Simon Grant had not written to the hotel, which was quite a large one, as early June had never been part of the “rush season”; but for the last few miles he had overheard enough talk to worry him. When he got out of the bus, he slung his rucksack over his shoulder and made for the reception office.

“No. I'm afraid I haven't booked. I didn't think—” The tall dark-haired manageress smiled and shook her head. “We're absolutely full up.”

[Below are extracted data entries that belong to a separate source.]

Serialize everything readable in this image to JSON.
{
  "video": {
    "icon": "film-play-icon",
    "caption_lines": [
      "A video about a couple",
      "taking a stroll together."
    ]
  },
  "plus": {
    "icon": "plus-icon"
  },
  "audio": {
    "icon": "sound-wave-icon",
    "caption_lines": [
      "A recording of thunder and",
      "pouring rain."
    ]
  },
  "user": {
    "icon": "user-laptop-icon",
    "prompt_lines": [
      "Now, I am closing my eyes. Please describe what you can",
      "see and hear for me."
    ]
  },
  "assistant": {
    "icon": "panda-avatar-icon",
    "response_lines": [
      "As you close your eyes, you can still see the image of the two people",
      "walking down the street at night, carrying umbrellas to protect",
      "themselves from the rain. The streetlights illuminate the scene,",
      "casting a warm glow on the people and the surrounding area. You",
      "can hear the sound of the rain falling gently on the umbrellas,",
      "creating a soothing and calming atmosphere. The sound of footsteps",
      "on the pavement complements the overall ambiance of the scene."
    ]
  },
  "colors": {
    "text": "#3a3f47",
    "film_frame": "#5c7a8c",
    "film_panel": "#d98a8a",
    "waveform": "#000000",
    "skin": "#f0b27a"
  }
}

“Not even a corner—anywhere—until I look round?”

“No. We have quite a few sleeping out. “

“You mean—no chance even of private houses?” And now he was visibly concerned.

“Afraid not. But you could ask the postmaster. We have had to refuse many bookings.”

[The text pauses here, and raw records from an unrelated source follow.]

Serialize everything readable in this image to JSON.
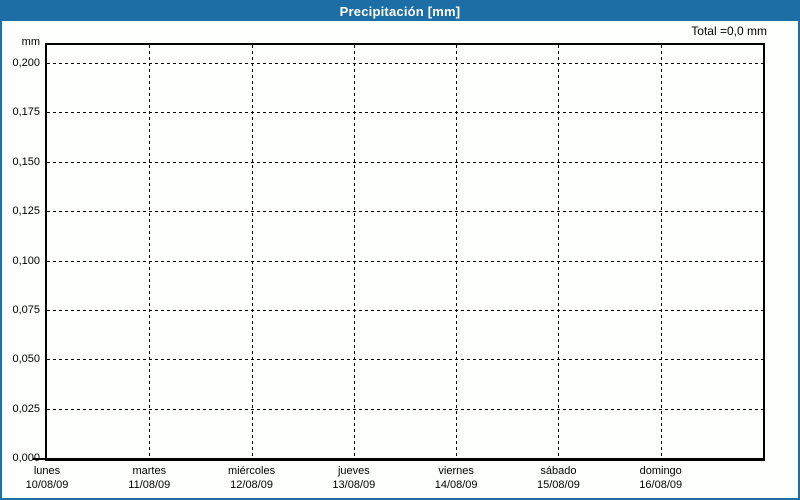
{
  "window": {
    "title": "Precipitación [mm]"
  },
  "annotations": {
    "total": "Total =0,0 mm"
  },
  "chart_data": {
    "type": "bar",
    "title": "Precipitación [mm]",
    "total_annotation": "Total =0,0 mm",
    "xlabel": "",
    "ylabel": "mm",
    "ylim": [
      0,
      0.2125
    ],
    "ytick_values": [
      0.2,
      0.175,
      0.15,
      0.125,
      0.1,
      0.075,
      0.05,
      0.025,
      0.0
    ],
    "ytick_labels": [
      "0,200",
      "0,175",
      "0,150",
      "0,125",
      "0,100",
      "0,075",
      "0,050",
      "0,025",
      "0,000"
    ],
    "categories": [
      "lunes",
      "martes",
      "miércoles",
      "jueves",
      "viernes",
      "sábado",
      "domingo"
    ],
    "category_dates": [
      "10/08/09",
      "11/08/09",
      "12/08/09",
      "13/08/09",
      "14/08/09",
      "15/08/09",
      "16/08/09"
    ],
    "values": [
      0,
      0,
      0,
      0,
      0,
      0,
      0
    ],
    "total_mm": 0.0,
    "grid": "dashed",
    "legend_position": "none"
  },
  "colors": {
    "header_bg": "#1C6EA4",
    "frame_border": "#1C6EA4",
    "page_bg": "#FDFFFD",
    "grid": "#000000",
    "title_text": "#FFFFFF"
  }
}
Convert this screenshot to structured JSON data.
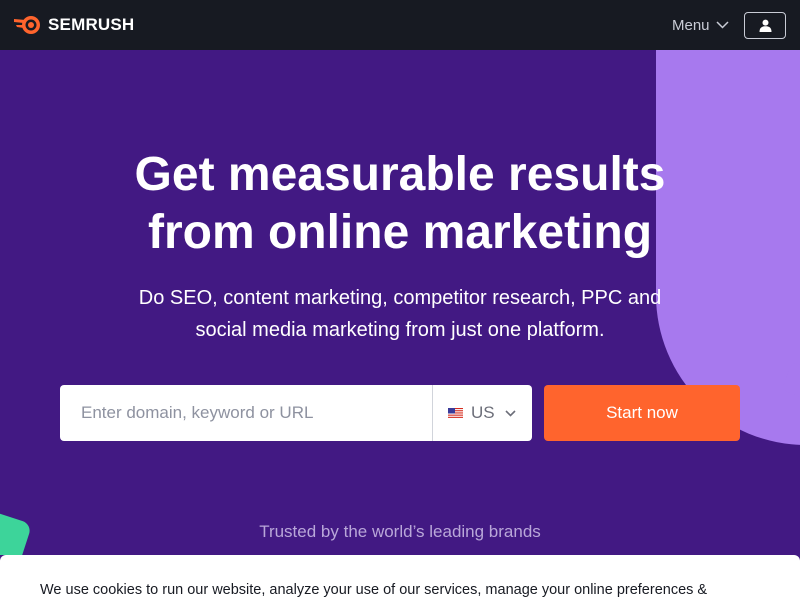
{
  "header": {
    "logo_text": "SEMRUSH",
    "logo_icon": "semrush-fireball-logo",
    "menu_label": "Menu",
    "user_icon": "user-icon"
  },
  "hero": {
    "headline_line1": "Get measurable results",
    "headline_line2": "from online marketing",
    "subhead_line1": "Do SEO, content marketing, competitor research, PPC and",
    "subhead_line2": "social media marketing from just one platform.",
    "search": {
      "placeholder": "Enter domain, keyword or URL",
      "value": ""
    },
    "country_selector": {
      "selected": "US",
      "flag": "us-flag"
    },
    "cta_label": "Start now",
    "trusted_text": "Trusted by the world’s leading brands"
  },
  "cookie_banner": {
    "text": "We use cookies to run our website, analyze your use of our services, manage your online preferences &"
  },
  "colors": {
    "topbar": "#171a22",
    "hero_bg": "#421983",
    "accent_shape": "#a779ee",
    "cta": "#ff642d",
    "green_shape": "#3dd49a"
  }
}
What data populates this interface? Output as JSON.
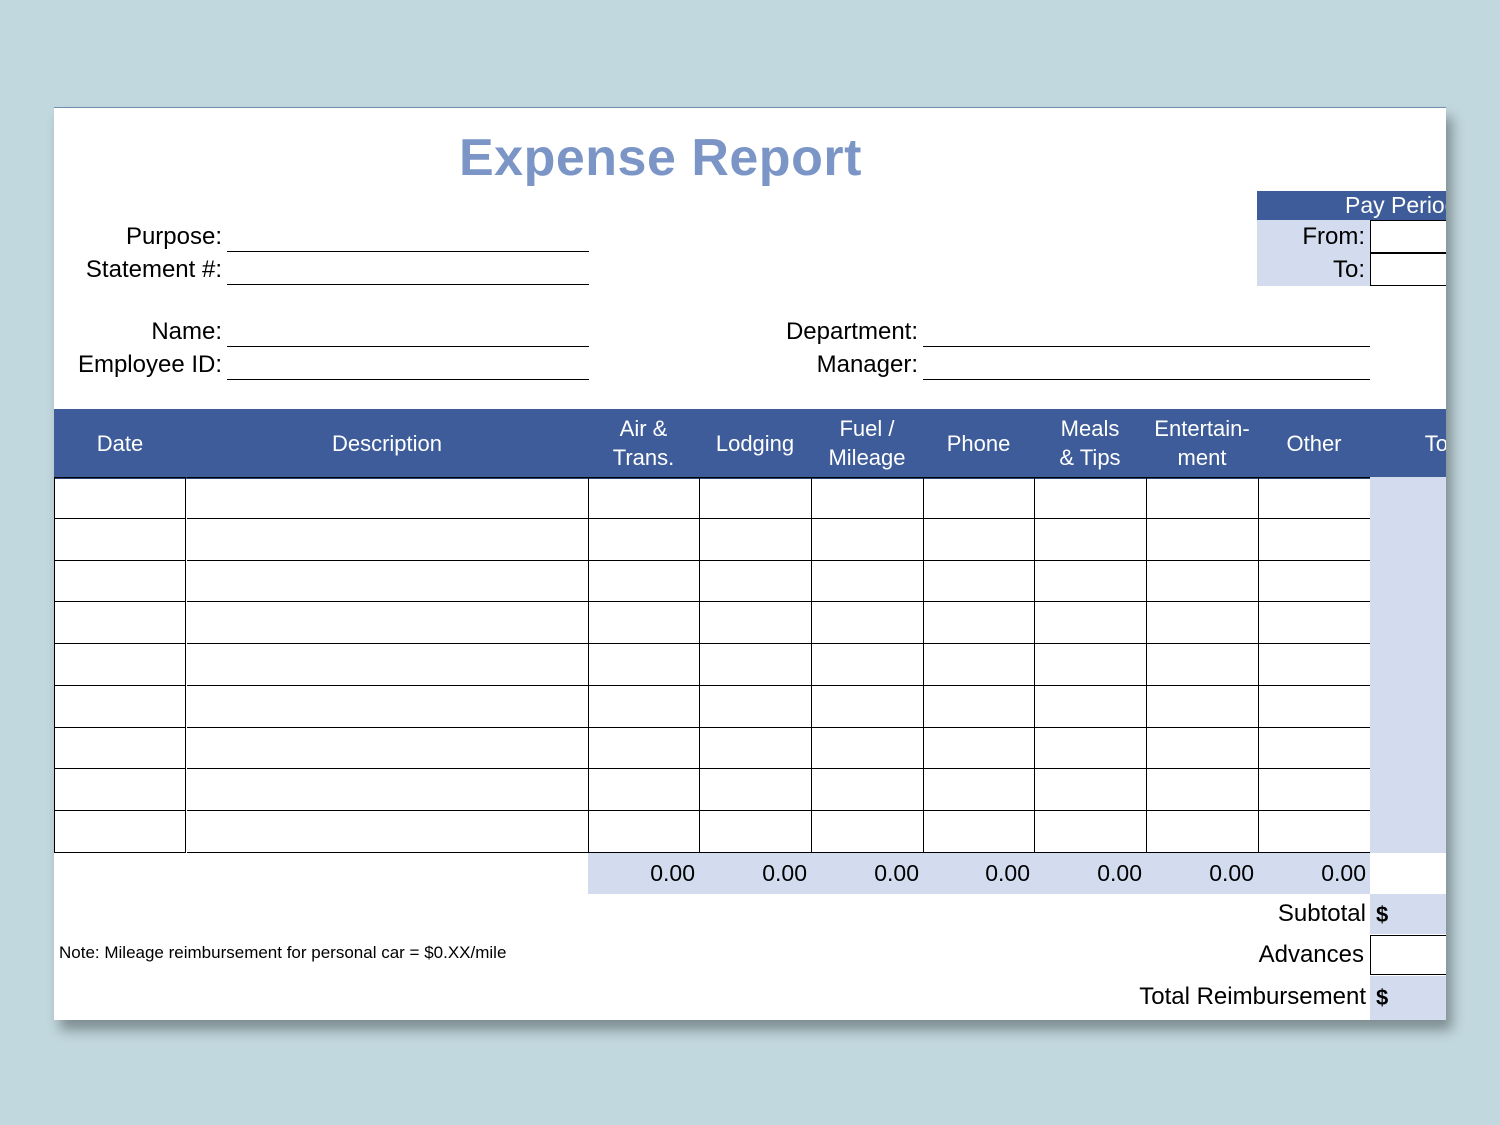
{
  "title": "Expense Report",
  "fields": {
    "purpose_label": "Purpose:",
    "statement_label": "Statement #:",
    "name_label": "Name:",
    "employee_id_label": "Employee ID:",
    "department_label": "Department:",
    "manager_label": "Manager:"
  },
  "pay_period": {
    "heading": "Pay Period",
    "from_label": "From:",
    "to_label": "To:"
  },
  "table": {
    "columns": [
      "Date",
      "Description",
      "Air &\nTrans.",
      "Lodging",
      "Fuel /\nMileage",
      "Phone",
      "Meals\n& Tips",
      "Entertain-\nment",
      "Other",
      "Total"
    ],
    "row_count": 9,
    "column_totals": [
      "0.00",
      "0.00",
      "0.00",
      "0.00",
      "0.00",
      "0.00",
      "0.00"
    ]
  },
  "summary": {
    "subtotal_label": "Subtotal",
    "subtotal_currency": "$",
    "advances_label": "Advances",
    "total_label": "Total Reimbursement",
    "total_currency": "$"
  },
  "note": "Note: Mileage reimbursement for personal car = $0.XX/mile",
  "colors": {
    "background": "#c1d8de",
    "header_blue": "#3d5c99",
    "title_blue": "#7b95c6",
    "light_fill": "#d3dcee"
  }
}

“Really,” said Grant. He scratched his close-cropped pointed ginger beard; his blue eyes quickened and glanced; his short slim body, his arms, moved with a restless energy.

“Since the war . . . people can't get abroad . . . the same everywhere, I hear . . . unless you book it's quite hopeless . . .” Recognising something unusual in the middle-aged figure before her, she was doing her best to explain; but now other travellers were pushing up to the desk. Grant suddenly awoke to them, smiled, thanked her, and then from a yard or two called, “The postmaster?”

She smiled to him between the heads of her guests. “You could try.”

The postmaster stopped serving a small girl with groceries and also shook his head, but ultimately told him to try Mrs MacPherson. After Grant had been to four houses, he realised that he was taking part in an old Highland game: no one liked to leave him without hope. It was a haphazard attractive village at the head of a sea-loch. When he got back to the hotel he saw a solitary suitcase on the stretch of gravel where the bus had drawn up. He had quite forgotten that he possessed such a thing. Having wiped his forehead and resettled his hat—an old tweed affair—he picked up the suitcase and struggled with it towards the hotel entrance where a porter was good enough to take it from him. He intercepted the manageress in the hall; she smiled sympathetically and said she half feared all along that his hunt would be hopeless. He wiped his forehead again, dropped his hat, and smiled. They discussed the situation. His only hope, it appeared, seeing, as he said, he did not mind where he slept, was at the small township of Clachar, which, unfortunately, was three miles away. That, Grant assured her, would suit him excellently. “Remember, I'm promising you nothing——” she was beginning to explain, when he responded with a certain eye-flash: “But I could try?” He had a rather high-pitched but pleasant laugh. In the end it was agreed that he could partake of the early afternoon tea provided for guests arriving by the bus, leave his suitcase in the hotel, and then set out on foot for Clachar, seeing he would rather not wait until six o'clock “or maybe a little later”—when an hotel car would be available. She turned back to him, “If you're absolutely stuck for a bed for the night—I'm promising you nothing, remember, for, to tell the truth, I'm frightened to ask how the maids are sleeping in the attic——” “But I shouldn't mind an attic—even though—even if——” His momentary earnestness broke as he stumbled, and they both laughed. The touch of colour enhanced her appearance, and as he went to wash he decided that for one so busy the manageress was a charming woman.

Refreshed and with the rucksack firmly settled on his back, Simon Grant apologised to the manageress for troubling her once more but wondered if by any chance she could tell him where he might find Mr Martin of Clachar House.

She gave him a glance. “Why, yes—I saw him about a few minutes ago.” She walked to the hotel door. “There he is,” she said quietly, drawing back a pace. And Grant saw a man coming round the corner of the hotel and setting out alone along the Clachar road. It was the man who had sat beside him in the bus.